To be clear, we never intended for this to work. :) It doesn't work in Match and MatchAll, because it calls TryGetConstantValue instead of just checking IsConstant on the argument, something you'd expect to be consistent. The documentation for all three functions states that it needs to be a constant. You've exposed a bug in how we deal with constants, in particular in component properties, that we'll also be looking at.

A few notes on your REs:

  • The . in ^[0-9]*(.[0-9]{0,2})?$ and a few of your other REs will match any character (except a newline), not just a . which I think was intended.

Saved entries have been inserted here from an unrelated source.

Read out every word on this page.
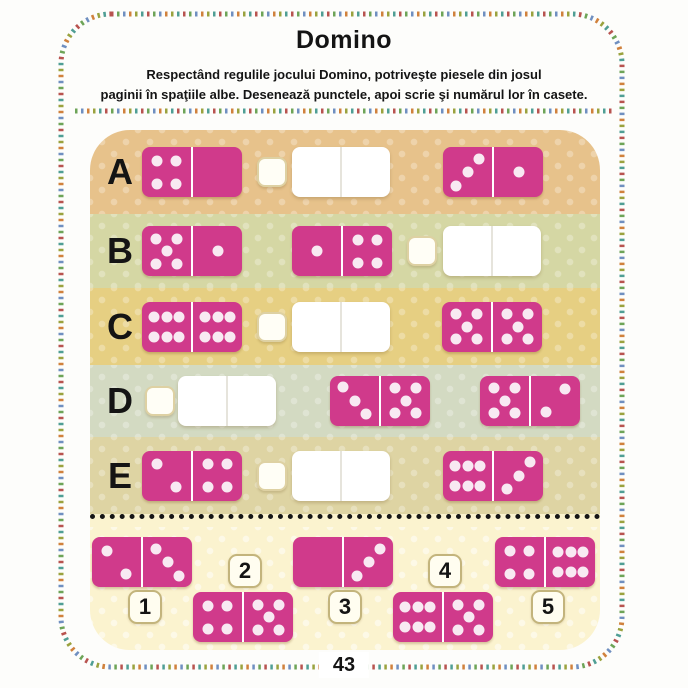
Domino

Respectând regulile jocului Domino, potriveşte piesele din josul
paginii în spaţiile albe. Desenează punctele, apoi scrie şi numărul lor în casete.

A
B
C
D
E
1
2
3
4
5
43
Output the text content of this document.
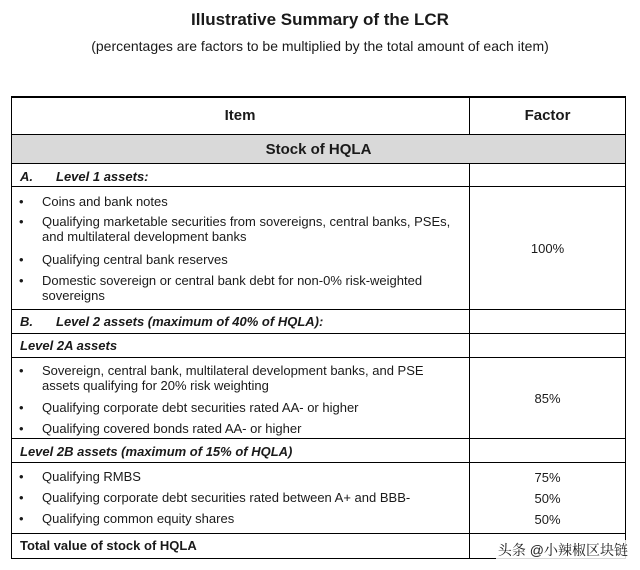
Illustrative Summary of the LCR
(percentages are factors to be multiplied by the total amount of each item)
Item	Factor
Stock of HQLA
A. Level 1 assets:
• Coins and bank notes
• Qualifying marketable securities from sovereigns, central banks, PSEs, and multilateral development banks
• Qualifying central bank reserves
• Domestic sovereign or central bank debt for non-0% risk-weighted sovereigns
100%
B. Level 2 assets (maximum of 40% of HQLA):
Level 2A assets
• Sovereign, central bank, multilateral development banks, and PSE assets qualifying for 20% risk weighting
• Qualifying corporate debt securities rated AA- or higher
• Qualifying covered bonds rated AA- or higher
85%
Level 2B assets (maximum of 15% of HQLA)
• Qualifying RMBS
• Qualifying corporate debt securities rated between A+ and BBB-
• Qualifying common equity shares
75%
50%
50%
Total value of stock of HQLA	头条 @小辣椒区块链
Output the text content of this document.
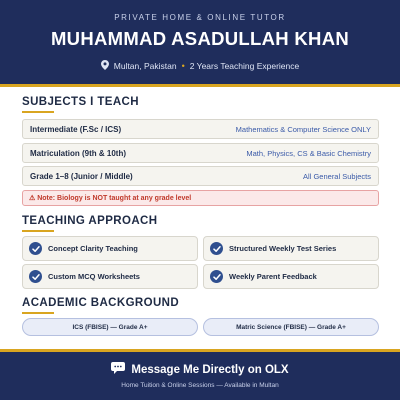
PRIVATE HOME & ONLINE TUTOR
MUHAMMAD ASADULLAH KHAN
Multan, Pakistan • 2 Years Teaching Experience
SUBJECTS I TEACH
Intermediate (F.Sc / ICS)	Mathematics & Computer Science ONLY
Matriculation (9th & 10th)	Math, Physics, CS & Basic Chemistry
Grade 1–8 (Junior / Middle)	All General Subjects
⚠ Note: Biology is NOT taught at any grade level
TEACHING APPROACH
Concept Clarity Teaching	Structured Weekly Test Series
Custom MCQ Worksheets	Weekly Parent Feedback
ACADEMIC BACKGROUND
ICS (FBISE) — Grade A+	Matric Science (FBISE) — Grade A+
Message Me Directly on OLX
Home Tuition & Online Sessions — Available in Multan
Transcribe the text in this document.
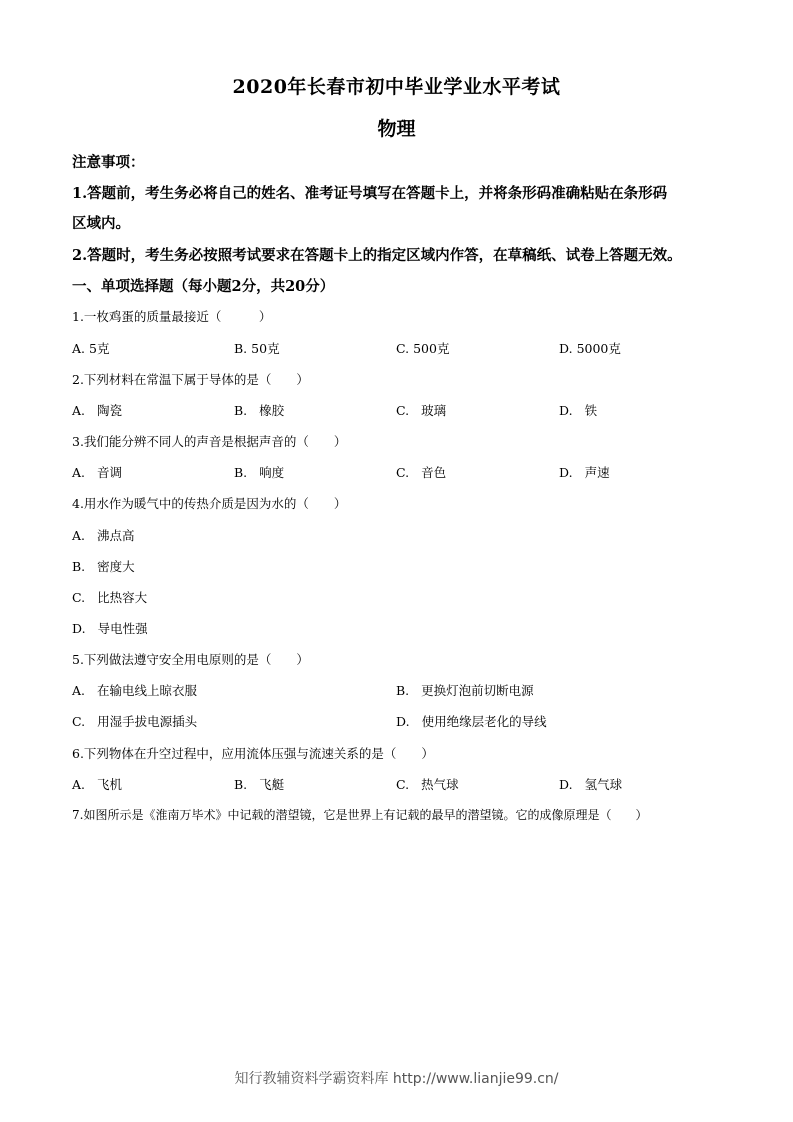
2020年长春市初中毕业学业水平考试
物理
注意事项：
1.答题前，考生务必将自己的姓名、准考证号填写在答题卡上，并将条形码准确粘贴在条形码
区域内。
2.答题时，考生务必按照考试要求在答题卡上的指定区域内作答，在草稿纸、试卷上答题无效。
一、单项选择题（每小题2分，共20分）
1.一枚鸡蛋的质量最接近（　　　）
A. 5克	B. 50克	C. 500克	D. 5000克
2.下列材料在常温下属于导体的是（　　）
A. 陶瓷	B. 橡胶	C. 玻璃	D. 铁
3.我们能分辨不同人的声音是根据声音的（　　）
A. 音调	B. 响度	C. 音色	D. 声速
4.用水作为暖气中的传热介质是因为水的（　　）
A. 沸点高
B. 密度大
C. 比热容大
D. 导电性强
5.下列做法遵守安全用电原则的是（　　）
A. 在输电线上晾衣服	B. 更换灯泡前切断电源
C. 用湿手拔电源插头	D. 使用绝缘层老化的导线
6.下列物体在升空过程中，应用流体压强与流速关系的是（　　）
A. 飞机	B. 飞艇	C. 热气球	D. 氢气球
7.如图所示是《淮南万毕术》中记载的潜望镜，它是世界上有记载的最早的潜望镜。它的成像原理是（　　）
知行教辅资料学霸资料库 http://www.lianjie99.cn/
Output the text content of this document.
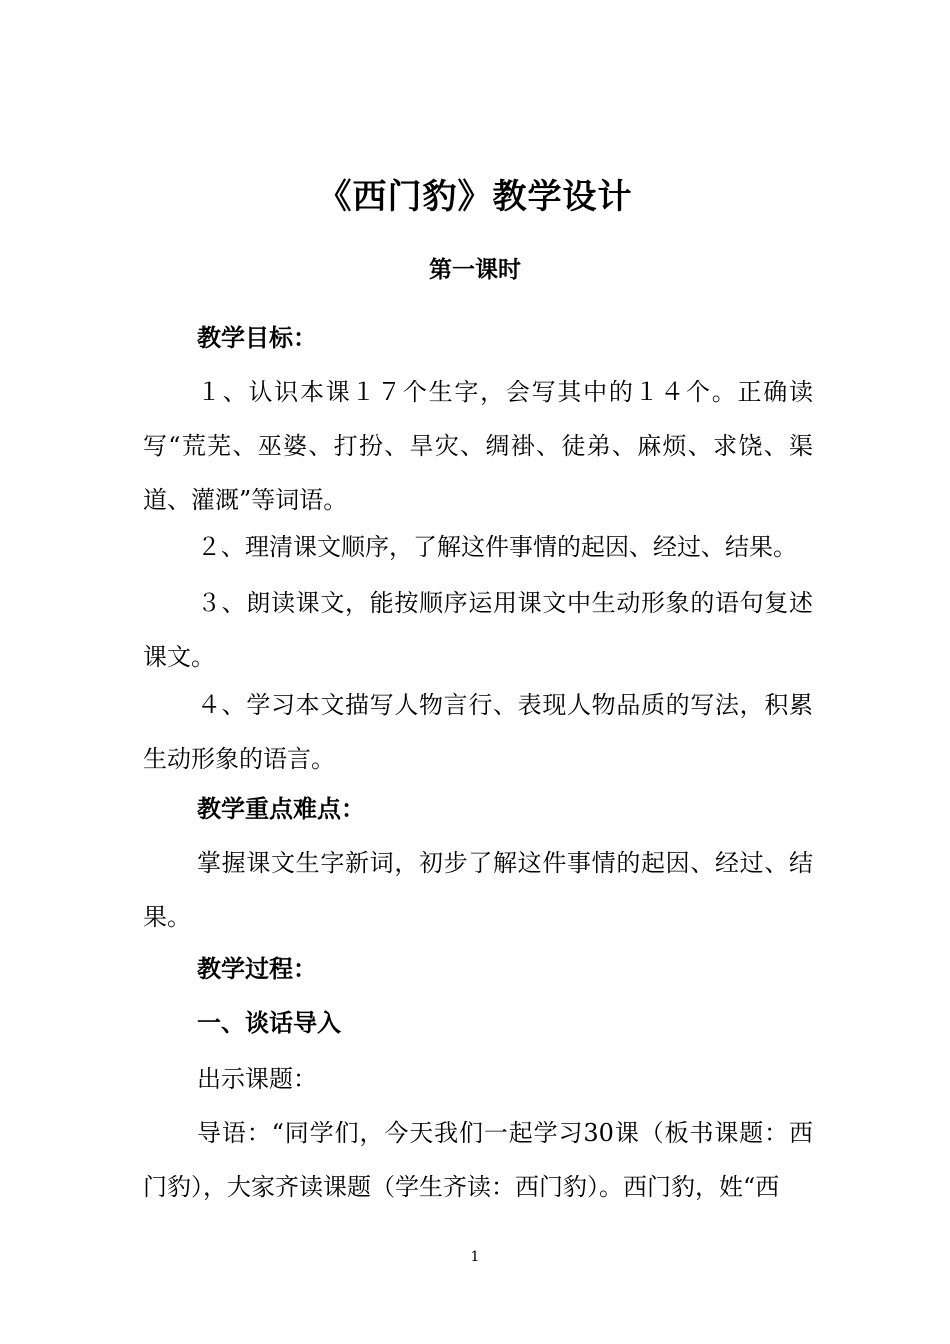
《西门豹》教学设计
第一课时
教学目标：
１、认识本课１７个生字，会写其中的１４个。正确读写“荒芜、巫婆、打扮、旱灾、绸褂、徒弟、麻烦、求饶、渠道、灌溉”等词语。
２、理清课文顺序，了解这件事情的起因、经过、结果。
３、朗读课文，能按顺序运用课文中生动形象的语句复述课文。
４、学习本文描写人物言行、表现人物品质的写法，积累生动形象的语言。
教学重点难点：
掌握课文生字新词，初步了解这件事情的起因、经过、结果。
教学过程：
一、谈话导入
出示课题：
导语：“同学们，今天我们一起学习30课（板书课题：西门豹），大家齐读课题（学生齐读：西门豹）。西门豹，姓“西
1
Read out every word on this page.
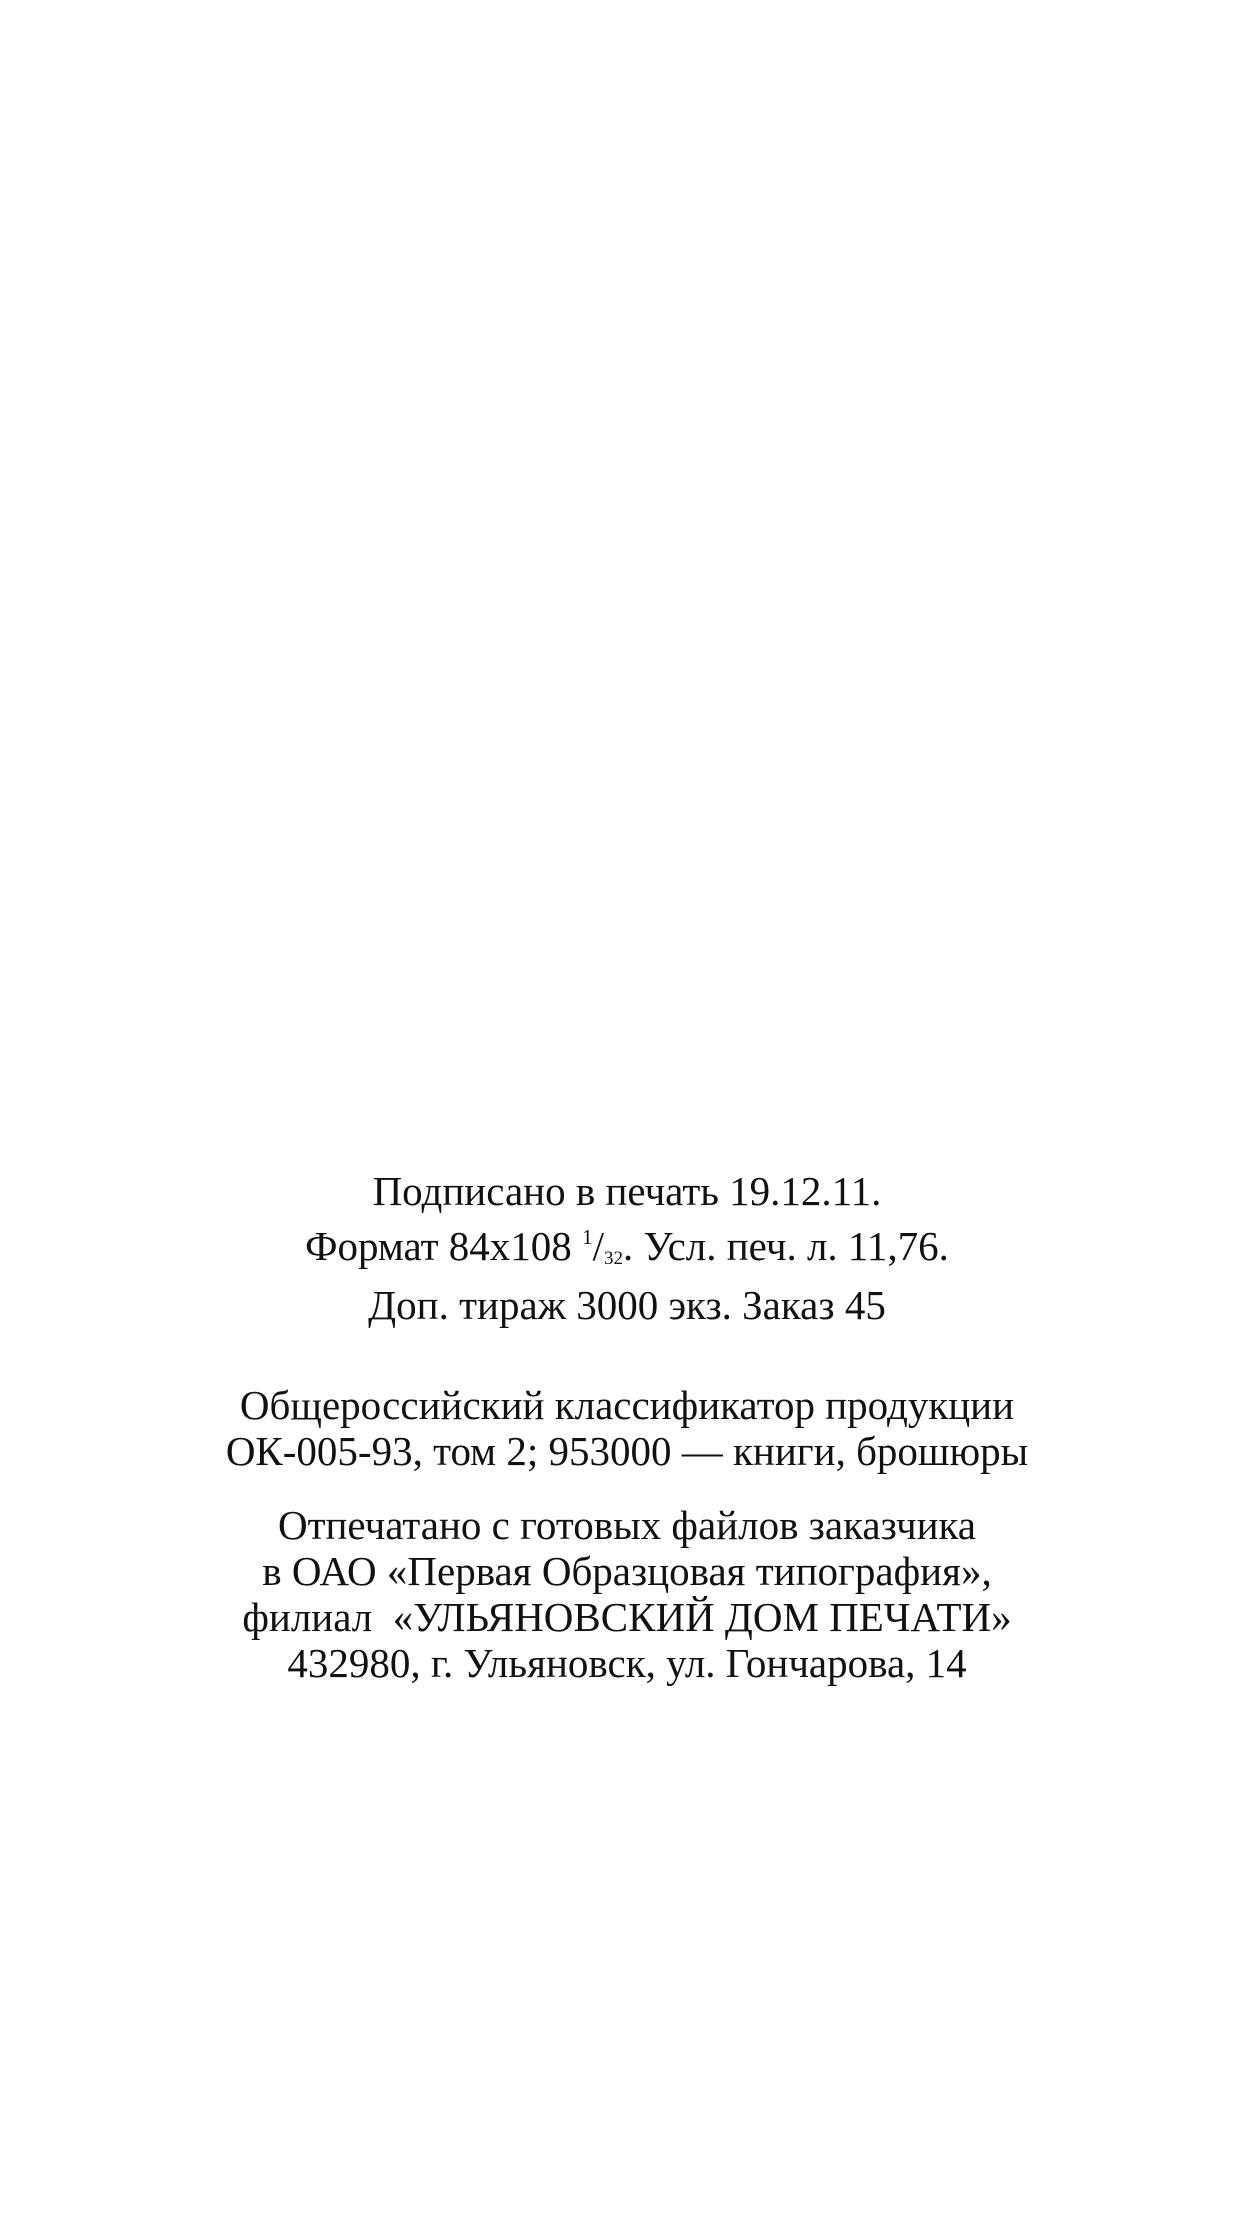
Подписано в печать 19.12.11.

Формат 84x108 $^1/_{32}$. Усл. печ. л. 11,76.

Доп. тираж 3000 экз. Заказ 45

Общероссийский классификатор продукции

ОК-005-93, том 2; 953000 — книги, брошюры

Отпечатано с готовых файлов заказчика

в ОАО «Первая Образцовая типография»,

филиал  «УЛЬЯНОВСКИЙ ДОМ ПЕЧАТИ»

432980, г. Ульяновск, ул. Гончарова, 14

  • The | in [E|e] will match the |, the alternation operator isn't needed within a character class. In Power Fx V1, and modern JavaScript, this is disallowed and the pipe needs to be escaped, if that is what is intended.
  • Using a '+' at the front of a group isn't supported by Power Fx V1 regular expression, you'll need to escape it with \+. I'm not sure how this is working for you now, as JavaScript doesn't support this. Some regular expression dialects do support it, but there has been a push by JavaScript and now by Power Fx to remove some ambiguity in the language.
  • I'm not sure what the _-\s at the end of ^[A-Za-z0-9-&'_-\s]*$ will do. With JavaScript u or v modifiers (modern JavaScript), this is disallowed, since \s is a class of characters and it doesn't make sense to have it as the end of a range. Without these modifiers, which is how Canvas runs today, it is accepted. Power Fx V1 also disallows it.